Сервий рассказал о том, что он давно уже ищет Деция и Тукцию, и о всех своих невзгодах.
Старик усмехнулся:
— А помнишь, Марий много кричал перед войной о республике, сенате, Сципионе Эмилиане… А что получили плебеи?
И, помолчав, прибавил:
— Тогда к нам заходил Тиберий Гракх… Где он? А ведь хороший был юноша, честный, не брезгавший нами, бедняками… Где он, спрашиваю я тебя?
— Не знаю.
— А помнишь, как этот глупый Марий восхвалял богачей? — продолжал Афраний. — Один только Маний спорил с ним… А где теперь Маний?..
— Не знаю. Он ревновал меня к Тукции…
— И дурак! — вскипел старик. — Разве одна Тукция на свете? Эх вы, несмышлёные!.. А ты мог давно жениться, иметь детей, воспитывать их…

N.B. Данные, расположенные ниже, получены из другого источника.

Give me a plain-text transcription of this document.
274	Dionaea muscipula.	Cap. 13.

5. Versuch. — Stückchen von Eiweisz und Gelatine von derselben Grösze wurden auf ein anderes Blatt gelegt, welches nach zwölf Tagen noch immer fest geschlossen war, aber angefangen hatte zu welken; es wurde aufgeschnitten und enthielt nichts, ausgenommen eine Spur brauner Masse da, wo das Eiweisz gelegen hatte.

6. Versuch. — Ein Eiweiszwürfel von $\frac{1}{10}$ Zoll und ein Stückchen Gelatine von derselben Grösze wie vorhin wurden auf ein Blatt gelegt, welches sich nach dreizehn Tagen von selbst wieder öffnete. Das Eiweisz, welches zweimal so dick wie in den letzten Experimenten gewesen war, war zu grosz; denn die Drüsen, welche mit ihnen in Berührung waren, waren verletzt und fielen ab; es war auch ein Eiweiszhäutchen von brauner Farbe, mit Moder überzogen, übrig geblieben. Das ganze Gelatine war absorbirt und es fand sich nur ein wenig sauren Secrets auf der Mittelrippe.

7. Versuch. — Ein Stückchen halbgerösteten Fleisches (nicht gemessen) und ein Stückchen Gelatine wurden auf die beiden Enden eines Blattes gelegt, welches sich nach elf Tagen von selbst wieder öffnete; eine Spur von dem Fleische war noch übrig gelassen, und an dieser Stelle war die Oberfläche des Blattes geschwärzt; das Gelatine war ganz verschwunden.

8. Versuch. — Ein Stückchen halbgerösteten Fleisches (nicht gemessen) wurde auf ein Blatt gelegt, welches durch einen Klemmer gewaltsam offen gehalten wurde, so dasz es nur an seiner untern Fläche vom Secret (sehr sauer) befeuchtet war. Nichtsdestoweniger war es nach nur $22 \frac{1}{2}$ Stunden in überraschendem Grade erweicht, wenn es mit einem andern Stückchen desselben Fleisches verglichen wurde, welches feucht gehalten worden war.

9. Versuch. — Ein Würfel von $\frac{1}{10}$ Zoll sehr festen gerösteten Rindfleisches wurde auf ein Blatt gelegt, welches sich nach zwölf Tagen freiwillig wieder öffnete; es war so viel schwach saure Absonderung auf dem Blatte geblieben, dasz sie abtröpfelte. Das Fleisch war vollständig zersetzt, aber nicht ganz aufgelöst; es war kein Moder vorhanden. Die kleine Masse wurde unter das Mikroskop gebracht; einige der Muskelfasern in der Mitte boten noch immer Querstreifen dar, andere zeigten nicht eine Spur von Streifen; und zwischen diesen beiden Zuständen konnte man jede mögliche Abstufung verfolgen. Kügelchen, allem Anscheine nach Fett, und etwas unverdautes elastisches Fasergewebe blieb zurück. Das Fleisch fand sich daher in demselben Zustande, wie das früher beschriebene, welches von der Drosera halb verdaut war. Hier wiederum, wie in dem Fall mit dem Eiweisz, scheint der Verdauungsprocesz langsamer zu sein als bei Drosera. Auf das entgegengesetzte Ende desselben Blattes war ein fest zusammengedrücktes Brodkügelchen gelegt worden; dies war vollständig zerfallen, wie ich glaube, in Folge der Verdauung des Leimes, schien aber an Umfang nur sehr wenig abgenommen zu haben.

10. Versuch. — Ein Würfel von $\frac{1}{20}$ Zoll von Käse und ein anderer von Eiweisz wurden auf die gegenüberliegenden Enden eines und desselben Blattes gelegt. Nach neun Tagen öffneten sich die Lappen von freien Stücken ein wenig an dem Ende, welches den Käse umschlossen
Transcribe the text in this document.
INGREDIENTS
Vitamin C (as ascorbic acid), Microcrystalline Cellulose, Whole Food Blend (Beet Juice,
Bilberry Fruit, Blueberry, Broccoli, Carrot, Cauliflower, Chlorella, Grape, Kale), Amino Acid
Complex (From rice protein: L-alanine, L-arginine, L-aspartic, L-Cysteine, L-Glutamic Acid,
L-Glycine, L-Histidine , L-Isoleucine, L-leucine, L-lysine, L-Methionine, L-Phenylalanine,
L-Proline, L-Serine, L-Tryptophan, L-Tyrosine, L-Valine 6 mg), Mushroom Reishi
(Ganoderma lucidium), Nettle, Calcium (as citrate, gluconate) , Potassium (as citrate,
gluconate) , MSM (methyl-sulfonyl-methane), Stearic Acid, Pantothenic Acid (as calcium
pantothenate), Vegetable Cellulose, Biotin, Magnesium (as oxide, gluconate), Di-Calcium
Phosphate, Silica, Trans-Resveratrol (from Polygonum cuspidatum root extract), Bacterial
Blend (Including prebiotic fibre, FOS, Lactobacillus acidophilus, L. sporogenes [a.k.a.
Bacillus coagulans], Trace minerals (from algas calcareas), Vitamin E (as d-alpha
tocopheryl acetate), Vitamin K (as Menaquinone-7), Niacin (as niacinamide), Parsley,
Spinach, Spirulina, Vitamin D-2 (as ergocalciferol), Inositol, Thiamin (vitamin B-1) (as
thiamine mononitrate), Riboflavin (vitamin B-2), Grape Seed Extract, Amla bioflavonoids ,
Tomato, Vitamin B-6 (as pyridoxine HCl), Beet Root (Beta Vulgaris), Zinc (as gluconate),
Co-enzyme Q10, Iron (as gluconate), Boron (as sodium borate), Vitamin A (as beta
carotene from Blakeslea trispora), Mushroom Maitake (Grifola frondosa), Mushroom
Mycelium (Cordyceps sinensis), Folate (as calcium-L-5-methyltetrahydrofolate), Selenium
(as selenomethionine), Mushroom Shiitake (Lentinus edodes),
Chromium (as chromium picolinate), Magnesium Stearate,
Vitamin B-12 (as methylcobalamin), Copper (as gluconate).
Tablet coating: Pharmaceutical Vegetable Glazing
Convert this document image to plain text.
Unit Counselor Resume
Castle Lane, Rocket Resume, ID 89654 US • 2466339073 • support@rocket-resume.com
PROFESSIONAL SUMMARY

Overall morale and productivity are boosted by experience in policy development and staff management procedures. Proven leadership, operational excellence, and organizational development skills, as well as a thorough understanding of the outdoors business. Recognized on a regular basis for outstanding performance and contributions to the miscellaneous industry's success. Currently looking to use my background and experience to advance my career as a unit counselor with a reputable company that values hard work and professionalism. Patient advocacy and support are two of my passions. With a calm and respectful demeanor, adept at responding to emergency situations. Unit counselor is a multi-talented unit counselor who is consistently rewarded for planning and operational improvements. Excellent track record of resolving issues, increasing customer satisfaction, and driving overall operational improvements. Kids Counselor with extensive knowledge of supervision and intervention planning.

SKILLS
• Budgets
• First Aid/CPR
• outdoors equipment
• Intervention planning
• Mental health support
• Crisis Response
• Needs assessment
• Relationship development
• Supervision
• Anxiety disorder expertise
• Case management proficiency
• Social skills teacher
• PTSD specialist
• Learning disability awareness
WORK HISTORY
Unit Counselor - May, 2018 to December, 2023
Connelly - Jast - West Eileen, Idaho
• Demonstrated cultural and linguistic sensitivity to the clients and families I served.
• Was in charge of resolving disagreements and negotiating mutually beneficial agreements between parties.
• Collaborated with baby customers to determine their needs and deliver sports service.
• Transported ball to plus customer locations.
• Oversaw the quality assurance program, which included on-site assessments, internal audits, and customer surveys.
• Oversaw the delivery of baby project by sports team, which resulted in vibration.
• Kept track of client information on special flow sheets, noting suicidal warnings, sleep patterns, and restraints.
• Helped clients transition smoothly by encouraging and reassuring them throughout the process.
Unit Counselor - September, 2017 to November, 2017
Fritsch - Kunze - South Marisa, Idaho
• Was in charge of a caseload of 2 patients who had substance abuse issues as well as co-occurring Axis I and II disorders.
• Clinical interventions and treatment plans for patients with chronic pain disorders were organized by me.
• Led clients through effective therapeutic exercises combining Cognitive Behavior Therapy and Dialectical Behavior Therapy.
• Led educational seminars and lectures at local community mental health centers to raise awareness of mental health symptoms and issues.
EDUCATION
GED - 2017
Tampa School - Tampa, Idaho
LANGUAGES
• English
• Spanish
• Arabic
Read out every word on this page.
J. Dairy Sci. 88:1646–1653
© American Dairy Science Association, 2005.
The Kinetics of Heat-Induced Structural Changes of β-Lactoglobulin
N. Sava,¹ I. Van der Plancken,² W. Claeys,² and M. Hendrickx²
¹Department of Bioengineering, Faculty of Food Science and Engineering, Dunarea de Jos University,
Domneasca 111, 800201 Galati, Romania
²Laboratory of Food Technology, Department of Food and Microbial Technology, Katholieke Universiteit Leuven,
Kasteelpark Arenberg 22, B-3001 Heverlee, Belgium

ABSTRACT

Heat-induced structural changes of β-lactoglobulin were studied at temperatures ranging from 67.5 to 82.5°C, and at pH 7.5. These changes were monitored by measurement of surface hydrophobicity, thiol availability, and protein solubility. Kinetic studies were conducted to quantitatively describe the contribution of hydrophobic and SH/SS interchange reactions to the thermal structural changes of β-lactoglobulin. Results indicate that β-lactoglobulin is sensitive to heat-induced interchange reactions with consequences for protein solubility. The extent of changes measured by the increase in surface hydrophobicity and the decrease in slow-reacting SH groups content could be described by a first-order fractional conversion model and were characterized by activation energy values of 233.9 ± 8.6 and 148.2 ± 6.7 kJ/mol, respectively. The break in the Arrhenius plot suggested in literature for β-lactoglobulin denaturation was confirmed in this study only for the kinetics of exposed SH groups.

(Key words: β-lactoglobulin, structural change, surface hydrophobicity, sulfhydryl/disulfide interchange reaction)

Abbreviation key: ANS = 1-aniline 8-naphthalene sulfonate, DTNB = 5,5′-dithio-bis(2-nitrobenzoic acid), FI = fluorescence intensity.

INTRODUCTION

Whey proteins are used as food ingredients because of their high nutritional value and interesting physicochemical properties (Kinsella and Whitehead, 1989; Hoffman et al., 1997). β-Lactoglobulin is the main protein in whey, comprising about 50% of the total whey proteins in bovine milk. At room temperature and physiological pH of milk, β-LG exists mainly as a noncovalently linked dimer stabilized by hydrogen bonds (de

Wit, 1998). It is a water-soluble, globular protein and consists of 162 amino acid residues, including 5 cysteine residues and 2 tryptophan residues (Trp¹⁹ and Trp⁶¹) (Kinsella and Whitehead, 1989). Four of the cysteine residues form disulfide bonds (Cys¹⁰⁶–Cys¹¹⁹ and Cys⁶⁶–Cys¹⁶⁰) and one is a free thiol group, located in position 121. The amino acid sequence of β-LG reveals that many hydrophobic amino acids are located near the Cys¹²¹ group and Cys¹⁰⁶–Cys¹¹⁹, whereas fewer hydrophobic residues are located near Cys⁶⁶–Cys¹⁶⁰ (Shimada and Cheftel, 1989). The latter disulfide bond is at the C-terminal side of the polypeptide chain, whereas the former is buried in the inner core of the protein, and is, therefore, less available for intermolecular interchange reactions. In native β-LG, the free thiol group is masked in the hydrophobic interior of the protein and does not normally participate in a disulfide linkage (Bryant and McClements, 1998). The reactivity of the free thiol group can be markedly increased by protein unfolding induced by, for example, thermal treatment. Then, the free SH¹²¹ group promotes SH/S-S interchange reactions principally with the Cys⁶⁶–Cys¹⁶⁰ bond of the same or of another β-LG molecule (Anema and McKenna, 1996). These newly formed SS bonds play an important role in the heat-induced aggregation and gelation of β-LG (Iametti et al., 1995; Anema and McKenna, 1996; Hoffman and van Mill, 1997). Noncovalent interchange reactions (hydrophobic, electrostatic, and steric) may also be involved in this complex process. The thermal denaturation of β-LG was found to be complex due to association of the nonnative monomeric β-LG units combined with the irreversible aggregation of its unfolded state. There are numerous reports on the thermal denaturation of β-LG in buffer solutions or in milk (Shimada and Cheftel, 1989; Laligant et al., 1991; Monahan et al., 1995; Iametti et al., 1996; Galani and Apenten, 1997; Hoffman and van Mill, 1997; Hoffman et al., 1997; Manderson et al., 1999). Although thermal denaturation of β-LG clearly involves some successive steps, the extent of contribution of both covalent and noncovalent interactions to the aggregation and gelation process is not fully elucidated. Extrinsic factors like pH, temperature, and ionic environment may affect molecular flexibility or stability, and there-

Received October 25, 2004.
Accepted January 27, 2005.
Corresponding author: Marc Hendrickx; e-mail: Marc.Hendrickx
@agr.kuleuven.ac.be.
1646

— Нет, — твёрдо сказал Сервий, — я могу быть счастливым только с Тукцией, а другой девушки мне не надо.
Афраний рассмеялся:
— Не обижайся, что я смеюсь. Но я думаю, что даже Венера смеётся над тобой… Да что Венера! Все боги хохочут на Олимпе!.. Слышишь?
Грохотал гром, сверкали молнии, заглядывая сверху в атриум, а старик вторил громовым раскатам весёлым хохотом. Когда вошла согбенная годами женщина со светильней в руке и Сервий бросился обнимать её, Афраний закричал:
— Слышишь, Марция, как боги хохочут над ним? Несколько лет он ищет пропавшую невесту и готов искать её до самой смерти.
— А ты не смейся, старый! — ворчливо сказала женщина, разжигая огонь в очаге. — Такая любовь угодна Венере и Весте. Она освещает путь, по которому идёт человек… И, когда ты найдёшь, Сервий, свою Тукцию, радостнее и счастливее жизни, чем у тебя, не будет ни у кого…
— Ну, ты всегда готова защищать влюблённых.
Между тем хлынул дождь, и потоки, проникая в хижину через комплювий[94] быстро наполняли цистерну. Сервий схватил ведро и принялся выливать воду за порог, а Марция поставила на огонь горшок, бросила в него несколько пригоршней гороху и кусок рыбы.
— Рыба свежая, только что из Тибра, — говорила она, подкладывая в огонь сухие чурки. — Такая будет похлёбка, какой не едали и цари!
Когда дождь совсем утих и сверху проглянуло голубое небо, а затем сверкнул острый, как золотое копьё, луч, Сервий обратился к старику:
— Что же мне посоветуешь, дедушка? Куда они могли уйти?
— Деций и Тукция?
— Они.
Афраний хитро улыбался:
— Они ушли в Сицилию, Сервий.
— Что ты говоришь, дедушка! — всплеснул руками Сервий.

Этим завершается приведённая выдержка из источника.